— Нет же водки, — напомнила Саэта.
— Тут на первом этаже есть трактир.
Купив водки и сменив мокрую от снега одежду, Кантор первым делом выпил, затем, как обычно, улегся на живот поперек кровати, поставил перед собой на стул бутылку и закурил. Он почти полностью пришел в себя, и только по тому, как часто и нервно он затягивается, можно было догадаться об этом «почти».
— Ну, рассказывай, — сказала Саэта, налила себе тоже и присела к столу. — Что случилось? И как это было?
— Я понял, как она это делает, — сказал Кантор. — Даже видел золотую паутину, чтоб она провалилась. Она просто смотрит. Так действует ее взгляд. К ней надо подходить сзади и… не знаю… глаза завязывать, что ли… Чтобы не смотрела. И руки связывать обязательно, мало ли как она еще колдовать умеет. Ну и, само собой, ошейник.
— А как ты увидел паутину? Ты умеешь видеть?
— Иногда, — уклончиво ответил он. — Сегодня я ее видел очень четко. Как она возникает и летит.
— Если видел, как же ты в нее влез? Чего тебе на месте не стоялось? Она бы пролетела мимо.
— И накрыла бы Симеона.
— Ну и что? Тебе так необходимо было общество этого князя, что ты закрыл его собой? Как ты додумался? Ты мог загубить всю операцию… Ты же профессионал!
— Может быть, — Кантор тяжело вздохнул и опустил глаза, — но еще я человек. Ни о чем я не думал. Не было времени, чтобы думать. Может, я хреновый профессионал, может, нарушил траханые инструкции, но не мог я стоять, когда у меня на глазах убивают моего друга, пусть даже я его не видел шесть лет.
— Так это… — догадалась Саэта. — Это о тебе он все время говорил? Это тебя он так старательно ищет? И он тебя не узнал?

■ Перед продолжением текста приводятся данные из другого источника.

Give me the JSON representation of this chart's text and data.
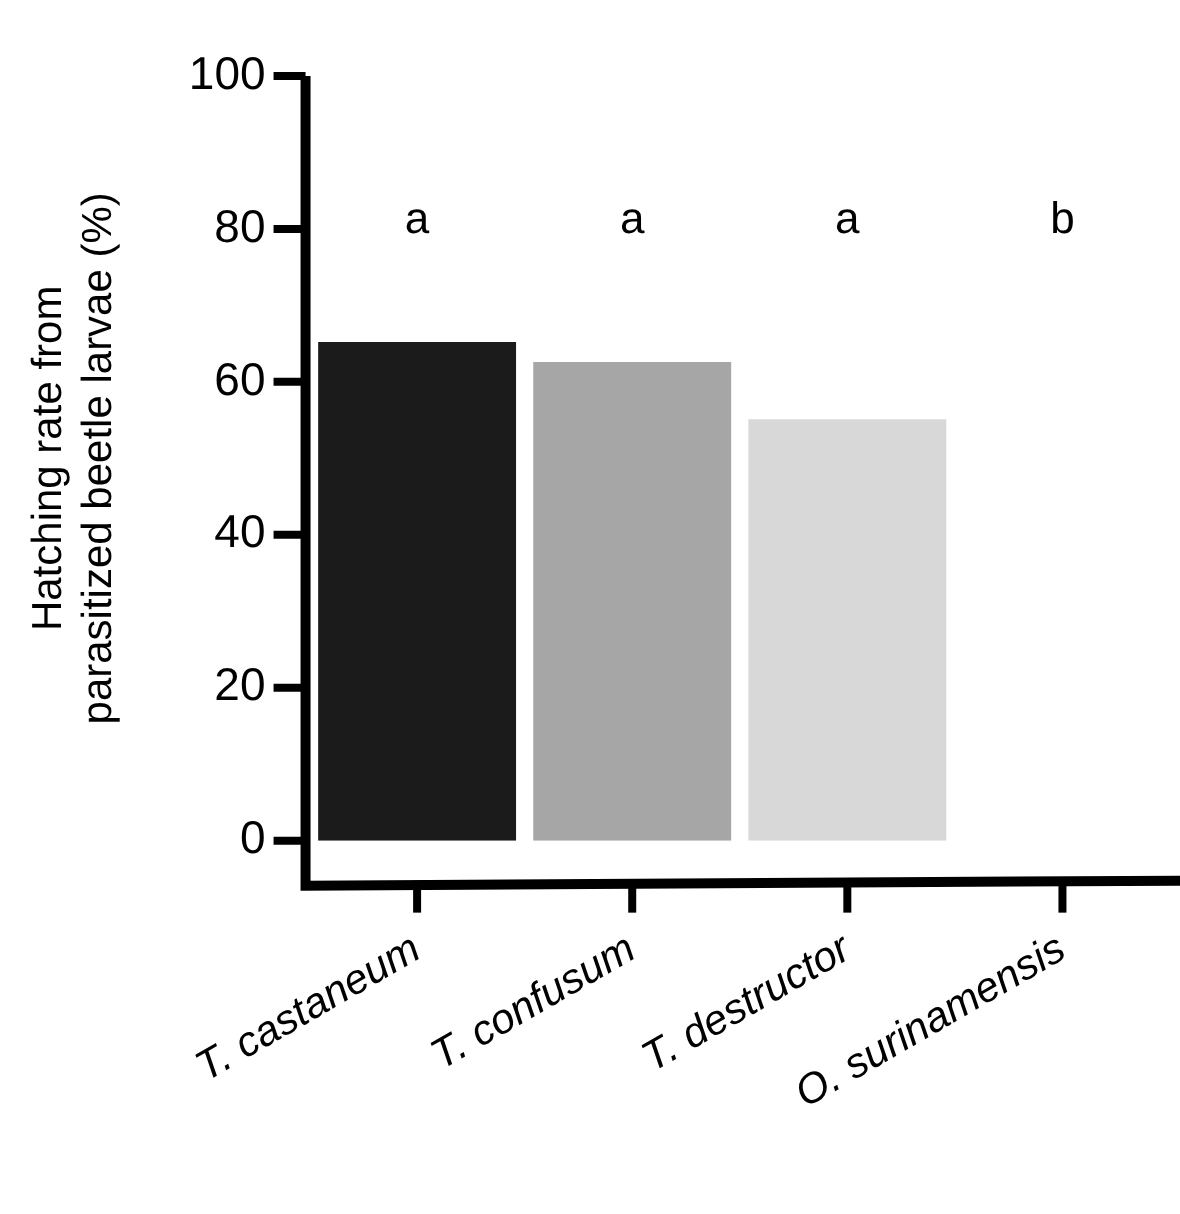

— Я так изменился, что меня родная мать не узнала бы, если б увидела. Ты ведь тоже не узнала… Хотя видела не раз. А я его сразу узнал. Мы были очень близкими друзьями. Я обязан ему жизнью. Мы клялись в вечной дружбе и смешивали свою кровь по местному обычаю. Не мог я стоять и смотреть, как его убивают, пусть даже десять операций из-за этого провалится. Можешь доложить полковнику, если вернемся, пусть пожалуется Амарго, пусть меня отстранят от работы и переведут в полевой отряд, это не важно.
— Очень мне надо кому-то что-то докладывать! — проворчала Саэта. — Это твои личные проблемы, сам и докладывай, если считаешь нужным. Все равно Амарго тебя в полевой отряд не отправит, разве что сам попросишься. В охрану переведет или еще куда, но не в полевой отряд. Ты же его любимчик.
— Как и ты у Гаэтано, — не остался в долгу Кантор.
— Гаэтано меня оберегает из-за того, что я ему вроде как вместо той дочери, что погибла на вилле Сальваторе. Я его могу понять. Ты, наверное, тоже.